In consideration for the immediate exercise of the warrants for cash, the Company will issue new unregistered warrants to purchase shares of common stock. The new warrants will be exercisable for an aggregate of up to 11,657,140 shares of common stock, at an exercise price of $0.75 per share and will be immediately exercisable upon issuance and for a term of five years from the issuance date.

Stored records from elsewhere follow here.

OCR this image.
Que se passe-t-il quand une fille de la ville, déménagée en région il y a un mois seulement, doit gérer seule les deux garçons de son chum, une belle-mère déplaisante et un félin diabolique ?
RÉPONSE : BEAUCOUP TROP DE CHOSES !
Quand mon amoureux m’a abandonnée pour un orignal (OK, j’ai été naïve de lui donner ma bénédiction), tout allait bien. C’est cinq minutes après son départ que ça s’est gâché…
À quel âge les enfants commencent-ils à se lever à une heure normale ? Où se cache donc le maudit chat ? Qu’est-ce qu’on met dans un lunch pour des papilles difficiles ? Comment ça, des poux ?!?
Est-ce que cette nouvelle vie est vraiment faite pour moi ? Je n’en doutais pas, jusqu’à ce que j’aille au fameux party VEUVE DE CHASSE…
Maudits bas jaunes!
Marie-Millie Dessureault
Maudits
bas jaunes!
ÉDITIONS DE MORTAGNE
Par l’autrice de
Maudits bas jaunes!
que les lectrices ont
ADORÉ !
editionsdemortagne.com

The transaction is expected to close on or about February 14, 2025, subject to satisfaction of customary closing conditions. The Company intends to use the net proceeds from the offering for working capital and general corporate purposes.

The new warrants described above were offered in a private placement pursuant to an applicable exemption from the registration requirements of the Securities Act of 1933, as amended (the "1933 Act") and, along with the shares of common stock issuable upon their exercise, have not been registered under the 1933 Act, and may not be offered or sold in the United States absent registration with the Securities and Exchange Commission ("SEC") or an applicable exemption from such registration requirements. The Company has agreed to file a registration statement with the SEC covering the resale of the shares of common stock issuable upon exercise of the new warrants.

This press release shall not constitute an offer to sell or a solicitation of an offer to buy nor shall there be any sale of these securities in any state or jurisdiction in which such offer, solicitation or sale would be unlawful prior to the registration or qualification under the securities laws of any such state or jurisdiction.